DOES ART HAVE HEART?




Art is not a supermarket of baked beans, even though Andy Warhol tried to make it so. To be real and to be enjoyed, it has to be done - in my mind - by the individual who had the original thought, not by an army of slaves. Personally, I really like the idea that the artist puts the paint on the canvas himself; that she did her own sewing, and that their ideas were their own.


Of course, this has been happening for years: all the major artists for centuries had schools, with other excellent artists working for them, under one so-called brand. Valasquez and Damien Hirst have both taken advantage of their public needing more art. But at least Velasquez did the tricky bits.

I have to feel for a piece - and so one of my favourites is by a young artist called Kirsten Glass. I bought it about ten years ago, and everybody asks me who painted it. Well, I know she did. All of it. I think it is one of her best works and I love its name: 'Voodoo Dolly'.  Another piece I love is a very large white elephant by Marc Quinn, which I bought at auction in order to aid the Indian pachyderms. I felt total passion and I still have it. But probably my biggest favourite is a 'Sensory Deprivation' white skull chair by Atelier Lieshout, which I look at every day.

Personally, I am of the belief that you only buy something when you have a coup de foudre. However stupid, however ridiculous, you must be in love and this must, like real love, not be attached to money or pedigree. It has to be entirely pure. I have never been taken in by fame or money, but I have heard more conversations with artists about real estate than anything else.  

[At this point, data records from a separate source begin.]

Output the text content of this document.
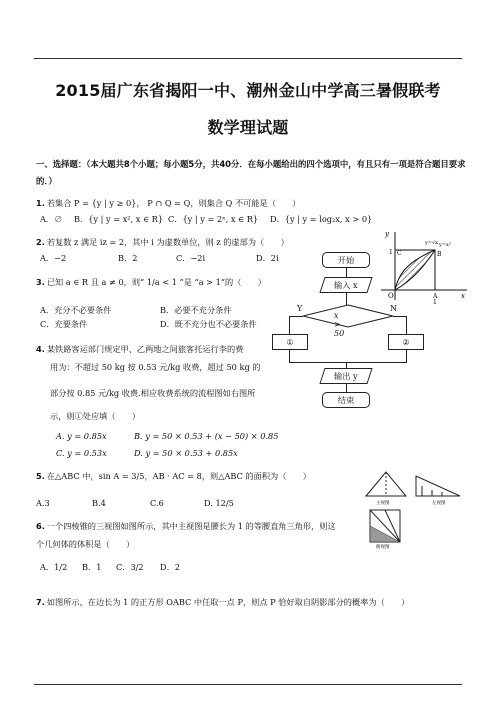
2015届广东省揭阳一中、潮州金山中学高三暑假联考
数学理试题
一、选择题：（本大题共8个小题；每小题5分，共40分．在每小题给出的四个选项中，有且只有一项是符合题目要求的．）
1. 若集合 P = {y | y ≥ 0}， P ∩ Q = Q，则集合 Q 不可能是（　　）
A．∅ B．{y | y = x², x ∈ R} C．{y | y = 2ˣ, x ∈ R} D．{y | y = log₂x, x > 0}
2. 若复数 z 满足 iz = 2，其中 i 为虚数单位，则 z 的虚部为（　　）
A．−2	B．2	C．−2i	D．2i
3. 已知 a ∈ R 且 a ≠ 0，则“ 1/a < 1 ”是 “a > 1”的（　　）
A．充分不必要条件	B．必要不充分条件
C．充要条件	D．既不充分也不必要条件
4. 某铁路客运部门规定甲、乙两地之间旅客托运行李的费
用为：不超过 50 kg 按 0.53 元/kg 收费，超过 50 kg 的
部分按 0.85 元/kg 收费.相应收费系统的流程图如右图所
示，则①处应填（　　）
A. y = 0.85x	B. y = 50 × 0.53 + (x − 50) × 0.85
C. y = 0.53x	D. y = 50 × 0.53 + 0.85x
5. 在△ABC 中，sin A = 3/5，AB · AC = 8，则△ABC 的面积为（　　）
A.3	B.4	C.6	D. 12/5
6. 一个四棱锥的三视图如图所示，其中主视图是腰长为 1 的等腰直角三角形，则这
个几何体的体积是（　　）
A．1/2 B．1 C．3/2 D．2
7. 如图所示，在边长为 1 的正方形 OABC 中任取一点 P，则点 P 恰好取自阴影部分的概率为（　　）
开始
输入 x
x > 50
Y	N
①	②
输出 y
结束
y
x
O	A
B
C
1
1
y=√x y=x²
主视图	左视图
俯视图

The truth is, British artists and the art world in general have become rather bourgeois. And while I can forgive them this - because it is an epidemic - I find the crappy intellectual talk tedious.  Have you ever tried to decipher a catalogue about contemporary art? You will fall asleep in seconds.



I agree with Charles Saatchi who recently said that the art world was vulgar and full of hedge funders and Eurotrash. On the other hand, I know that he has sold to many a hedge funder and in so doing has turned the whole rotten cabbage on its head.


Actually, art works are being sold at huge prices because art is a reasonably safe place to put your money in. Money attracts money, so no wonder art has become used a passport for a social life.


I think Charles definitely had an intuitive eye and instinct which he then sold to the hedge funders with no imagination and packets of our cash. In the rush he, the artists, and in turn the money men, got consumed by greed and have enjoyed the power it brought to all of them.  But is it still art? That is the question?.


The answer is yes. And on top of that, out of nothing Mr Saatchi has made an industry with a few other clever men, among them Gagosian and Jay Jopling. This has had a rippling effect throughout the world.


That's not say that money should not be respected, or that a banker is less artistic than a gallery owner. Often the gallery owner sounds like a vegetable-seller and - let's face it - no one wanted to show Vincent Van Gogh and nobody bought his work. If a Eurotrash hedgie had invested in Vincent back then, I'm sure he would have been delighted.